Data obtained by newspaper Jornal de Notícias from the National Road Safety Agency (ANSR) show that the number of fines handed to foreigners visiting the country in their cars have risen from little over 7,000 in 2014 to 30,458 in 2016.
Most of these fines are for minor infringements, the ANSR said, adding that around 90 percent of all fines handed to foreign motorists are paid, with the threat of temporarily losing their documents serving as incentive enough for foreign drivers to settle their dues with Portuguese traffic police.
This news comes as another report indicated that the ANSR has allowed over 250,000 fines to expire between 2015 and 2016. No figures are as yet available for 2017.
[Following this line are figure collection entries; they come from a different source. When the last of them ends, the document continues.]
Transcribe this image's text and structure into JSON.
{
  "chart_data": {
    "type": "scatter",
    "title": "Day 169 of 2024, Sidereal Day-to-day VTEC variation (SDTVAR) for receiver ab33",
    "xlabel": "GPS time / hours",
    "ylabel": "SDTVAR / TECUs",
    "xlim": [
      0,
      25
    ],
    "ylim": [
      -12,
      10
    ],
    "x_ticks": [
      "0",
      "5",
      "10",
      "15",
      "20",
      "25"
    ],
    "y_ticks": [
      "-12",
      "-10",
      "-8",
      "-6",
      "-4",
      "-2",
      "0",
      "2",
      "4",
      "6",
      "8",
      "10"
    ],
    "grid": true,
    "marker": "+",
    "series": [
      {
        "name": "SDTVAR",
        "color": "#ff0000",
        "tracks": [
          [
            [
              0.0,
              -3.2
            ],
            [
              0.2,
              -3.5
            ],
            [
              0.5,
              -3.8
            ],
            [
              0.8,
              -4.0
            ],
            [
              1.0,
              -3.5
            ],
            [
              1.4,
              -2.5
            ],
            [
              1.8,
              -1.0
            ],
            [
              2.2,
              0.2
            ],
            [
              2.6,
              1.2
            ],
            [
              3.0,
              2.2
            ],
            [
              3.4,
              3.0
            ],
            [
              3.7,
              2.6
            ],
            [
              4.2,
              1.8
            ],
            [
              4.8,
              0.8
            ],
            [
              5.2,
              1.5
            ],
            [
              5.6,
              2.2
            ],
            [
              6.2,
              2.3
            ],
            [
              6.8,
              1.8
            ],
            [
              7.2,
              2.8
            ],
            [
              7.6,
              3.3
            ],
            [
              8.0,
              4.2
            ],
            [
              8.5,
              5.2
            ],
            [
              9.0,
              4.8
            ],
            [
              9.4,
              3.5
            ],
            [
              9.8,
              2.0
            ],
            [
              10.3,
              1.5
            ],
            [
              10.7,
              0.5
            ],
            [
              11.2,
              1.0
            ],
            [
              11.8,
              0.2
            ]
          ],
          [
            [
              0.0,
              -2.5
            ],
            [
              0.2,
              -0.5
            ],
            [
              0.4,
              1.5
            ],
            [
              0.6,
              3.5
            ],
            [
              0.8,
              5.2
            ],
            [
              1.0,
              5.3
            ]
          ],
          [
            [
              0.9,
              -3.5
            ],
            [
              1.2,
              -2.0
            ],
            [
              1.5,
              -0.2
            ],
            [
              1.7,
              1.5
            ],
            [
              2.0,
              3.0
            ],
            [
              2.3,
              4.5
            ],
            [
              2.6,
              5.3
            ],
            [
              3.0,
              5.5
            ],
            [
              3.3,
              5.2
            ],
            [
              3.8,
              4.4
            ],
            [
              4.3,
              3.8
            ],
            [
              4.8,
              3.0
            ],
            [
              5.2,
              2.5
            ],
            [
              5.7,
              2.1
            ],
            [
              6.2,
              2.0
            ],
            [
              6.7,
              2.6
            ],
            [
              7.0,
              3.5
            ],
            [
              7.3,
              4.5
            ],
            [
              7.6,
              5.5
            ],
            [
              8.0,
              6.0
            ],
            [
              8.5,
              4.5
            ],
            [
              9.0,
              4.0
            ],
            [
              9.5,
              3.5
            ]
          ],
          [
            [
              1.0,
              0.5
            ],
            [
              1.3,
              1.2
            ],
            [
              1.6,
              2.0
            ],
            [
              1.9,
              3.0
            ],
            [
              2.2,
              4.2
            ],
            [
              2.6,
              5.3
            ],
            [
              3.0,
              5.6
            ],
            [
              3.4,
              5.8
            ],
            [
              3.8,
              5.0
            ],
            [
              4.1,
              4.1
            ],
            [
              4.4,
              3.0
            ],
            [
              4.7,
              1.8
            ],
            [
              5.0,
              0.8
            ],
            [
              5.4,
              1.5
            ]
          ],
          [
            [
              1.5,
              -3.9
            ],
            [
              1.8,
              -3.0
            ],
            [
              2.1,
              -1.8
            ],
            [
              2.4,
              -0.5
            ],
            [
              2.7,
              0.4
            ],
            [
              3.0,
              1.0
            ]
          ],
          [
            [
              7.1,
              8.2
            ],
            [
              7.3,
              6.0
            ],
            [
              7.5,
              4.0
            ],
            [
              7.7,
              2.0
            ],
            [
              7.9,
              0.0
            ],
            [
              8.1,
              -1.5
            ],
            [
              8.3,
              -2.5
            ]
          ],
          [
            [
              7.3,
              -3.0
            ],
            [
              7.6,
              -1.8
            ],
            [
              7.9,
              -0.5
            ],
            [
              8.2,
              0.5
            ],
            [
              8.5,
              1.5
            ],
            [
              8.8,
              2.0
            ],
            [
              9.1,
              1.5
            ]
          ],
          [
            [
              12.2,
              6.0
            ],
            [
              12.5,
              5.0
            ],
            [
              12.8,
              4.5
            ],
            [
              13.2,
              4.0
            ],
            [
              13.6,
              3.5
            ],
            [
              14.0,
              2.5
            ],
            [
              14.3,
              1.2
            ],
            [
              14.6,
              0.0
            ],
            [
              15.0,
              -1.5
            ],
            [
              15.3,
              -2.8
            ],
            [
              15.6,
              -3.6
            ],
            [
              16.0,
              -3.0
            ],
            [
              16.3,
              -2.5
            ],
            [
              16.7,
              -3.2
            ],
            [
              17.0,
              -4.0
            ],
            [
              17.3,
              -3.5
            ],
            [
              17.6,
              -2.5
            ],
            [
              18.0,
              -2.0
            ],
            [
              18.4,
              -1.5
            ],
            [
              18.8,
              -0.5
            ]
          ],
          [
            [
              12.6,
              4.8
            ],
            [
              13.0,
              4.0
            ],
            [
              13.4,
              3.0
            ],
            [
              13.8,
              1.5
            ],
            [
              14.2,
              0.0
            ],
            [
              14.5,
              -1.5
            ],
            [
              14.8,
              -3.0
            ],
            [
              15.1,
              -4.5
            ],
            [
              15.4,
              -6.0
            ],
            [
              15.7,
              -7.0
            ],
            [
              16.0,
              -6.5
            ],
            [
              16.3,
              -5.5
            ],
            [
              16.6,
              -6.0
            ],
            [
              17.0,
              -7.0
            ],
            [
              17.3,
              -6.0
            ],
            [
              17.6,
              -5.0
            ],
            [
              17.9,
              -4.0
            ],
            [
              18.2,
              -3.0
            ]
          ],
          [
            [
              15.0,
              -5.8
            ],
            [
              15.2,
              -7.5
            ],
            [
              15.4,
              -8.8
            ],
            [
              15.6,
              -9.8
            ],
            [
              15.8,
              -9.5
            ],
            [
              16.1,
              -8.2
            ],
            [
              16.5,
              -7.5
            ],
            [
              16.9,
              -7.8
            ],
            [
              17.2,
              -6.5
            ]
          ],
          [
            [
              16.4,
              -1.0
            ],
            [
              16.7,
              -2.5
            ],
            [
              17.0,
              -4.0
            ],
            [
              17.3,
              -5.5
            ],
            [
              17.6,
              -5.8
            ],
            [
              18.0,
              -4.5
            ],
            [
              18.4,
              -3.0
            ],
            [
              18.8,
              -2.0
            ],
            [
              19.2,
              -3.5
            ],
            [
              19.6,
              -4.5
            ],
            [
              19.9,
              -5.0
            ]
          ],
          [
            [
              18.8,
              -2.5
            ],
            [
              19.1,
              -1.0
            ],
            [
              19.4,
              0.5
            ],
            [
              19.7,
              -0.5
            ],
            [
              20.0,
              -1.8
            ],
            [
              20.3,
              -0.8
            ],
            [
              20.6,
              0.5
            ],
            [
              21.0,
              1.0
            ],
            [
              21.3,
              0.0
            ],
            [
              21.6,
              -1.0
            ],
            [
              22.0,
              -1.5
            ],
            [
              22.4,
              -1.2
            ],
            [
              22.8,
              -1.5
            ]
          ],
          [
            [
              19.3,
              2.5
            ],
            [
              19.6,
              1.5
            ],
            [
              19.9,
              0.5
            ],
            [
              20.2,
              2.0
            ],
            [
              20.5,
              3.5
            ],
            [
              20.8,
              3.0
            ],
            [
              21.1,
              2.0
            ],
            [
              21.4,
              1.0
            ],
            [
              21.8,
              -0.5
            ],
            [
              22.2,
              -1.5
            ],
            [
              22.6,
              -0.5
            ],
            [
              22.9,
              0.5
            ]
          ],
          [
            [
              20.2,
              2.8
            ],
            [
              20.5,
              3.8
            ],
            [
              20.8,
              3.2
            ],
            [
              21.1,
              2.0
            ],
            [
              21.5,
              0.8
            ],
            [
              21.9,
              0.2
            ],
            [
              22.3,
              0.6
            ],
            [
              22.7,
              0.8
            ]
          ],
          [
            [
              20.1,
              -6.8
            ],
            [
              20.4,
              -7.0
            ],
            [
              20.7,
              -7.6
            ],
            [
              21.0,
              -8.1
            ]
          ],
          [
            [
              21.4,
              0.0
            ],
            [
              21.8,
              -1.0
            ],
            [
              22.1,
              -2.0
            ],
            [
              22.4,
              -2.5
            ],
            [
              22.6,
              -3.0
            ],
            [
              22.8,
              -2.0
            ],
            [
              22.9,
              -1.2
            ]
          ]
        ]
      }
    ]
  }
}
In a statement sent to The Portugal News on Thursday afternoon, the Ministry of Internal Affairs clarified that the number of fines expiring dropped by 85 percent from 2015, when this total of 225,000 to 31,000 in 2016.
In the meantime, Portugal has reportedly been failing in its obligation to hand over details of national motorists detected committing traffic offences in other European countries.
Following the introduction of the EUCARIS system, which allows all EU states to exchange information on offending drivers, José Miguel Trigoso of the national road prevention group says technical incompatibilities with the system and the national registry office has seen Portugal unable to hand over details of offenders.
The information exchange system provides an infrastructure and software to countries to share, among others, their car and driving licence registration information and is also aimed at helping fight car theft and registration fraud.
EUCARIS is developed by and for governmental authorities and is intended to support all kinds of transport-related information exchange.
Once fully operational, the system will allow Portugal to recoup money from a number of areas, including the owners of foreign-registered vehicles who intentionally or out of ignorance fail to pay e-tolls on motorways such as the Algarve’s A22.